I am going to take a page from Keith, and his Ad Hoc Motorcycle Guy Harley Award. This is an authorized pillage of his idea. I thus create the Murky Research Award, tip of a hat to Car Talk - Click and Clack - Murky Research. I am constantly reminded of Murky Research when I explain to people how to pronounce my name.(Keith also recommended this title). Sorry my graphic isn't as nice as the Ad Hoc Motorcycle Guy Harley Award.

The First Murky Research Award goes to Josh Mandel, who showed tremendous Research abilities, transparency, and ultimate Professionalism in is pursuit of knowledge on security vulnerabilities he discovered in some EHR products regarding malformed CDA (an XML form) documents that are not robustly sanitized and validated before being displayed using a simple stylesheet and an off-the-shelf browser (or browser framework). The details of this are far better explained by  Josh.

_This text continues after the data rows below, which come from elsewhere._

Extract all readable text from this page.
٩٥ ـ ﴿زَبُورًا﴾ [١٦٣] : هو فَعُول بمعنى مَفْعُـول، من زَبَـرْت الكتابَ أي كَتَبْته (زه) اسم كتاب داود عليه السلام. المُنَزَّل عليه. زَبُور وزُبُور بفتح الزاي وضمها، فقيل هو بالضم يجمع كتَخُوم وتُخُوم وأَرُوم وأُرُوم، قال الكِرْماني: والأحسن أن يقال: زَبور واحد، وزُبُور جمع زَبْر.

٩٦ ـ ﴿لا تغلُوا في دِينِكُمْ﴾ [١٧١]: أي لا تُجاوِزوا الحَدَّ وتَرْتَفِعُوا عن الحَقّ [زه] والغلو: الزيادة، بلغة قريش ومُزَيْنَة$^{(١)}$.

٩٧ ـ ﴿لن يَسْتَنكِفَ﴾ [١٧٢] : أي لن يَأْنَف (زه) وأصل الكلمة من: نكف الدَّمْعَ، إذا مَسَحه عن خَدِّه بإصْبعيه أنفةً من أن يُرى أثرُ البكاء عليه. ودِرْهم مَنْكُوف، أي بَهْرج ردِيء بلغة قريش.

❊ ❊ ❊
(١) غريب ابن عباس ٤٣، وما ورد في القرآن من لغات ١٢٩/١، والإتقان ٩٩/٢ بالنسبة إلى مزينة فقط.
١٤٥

Dear Strucdoc and Security WGs,

In this era of personal health records and Direct messaging, it's increasingly unrealistic to assume that an EHR can trust every (C-)CDA document that arrives in a clinician's inbox. Here's an article I've published on the SMART Platforms blog describing a set of security considerations for the display of potentially malicious C-CDA documents:

This post describes a set of security considerations that are probably well-known to many of you -- but that have been overlooked by multiple real-world EHR products, leading to serious vulnerabilities. 

Bringing "best practices" to real-world implementations is critical, and as a community we should think about how HL7 might help. (In this specific case, for example, by hardening stylesheets and including warnings that these stylesheets are unsafe for use with untrusted documents. In general, by advocating for well-defined vulnerability reporting protocols and bounty programs.)



Not only did Josh do the research into the deep details, and write them up in exacting details, but what you all don't yet know is that he has been working one-on-one with the vendor community to help them understand the problem, multiple times delaying his release to give a vendor another week. Did this all with the utmost discresion and professionalism. I know he is going to publish more deeper details.

It is not easy for someone who knows this level of problem to be so professional and to utalize the rules of responsible disclosure. My hat goes off to Josh Mandel. Thank You.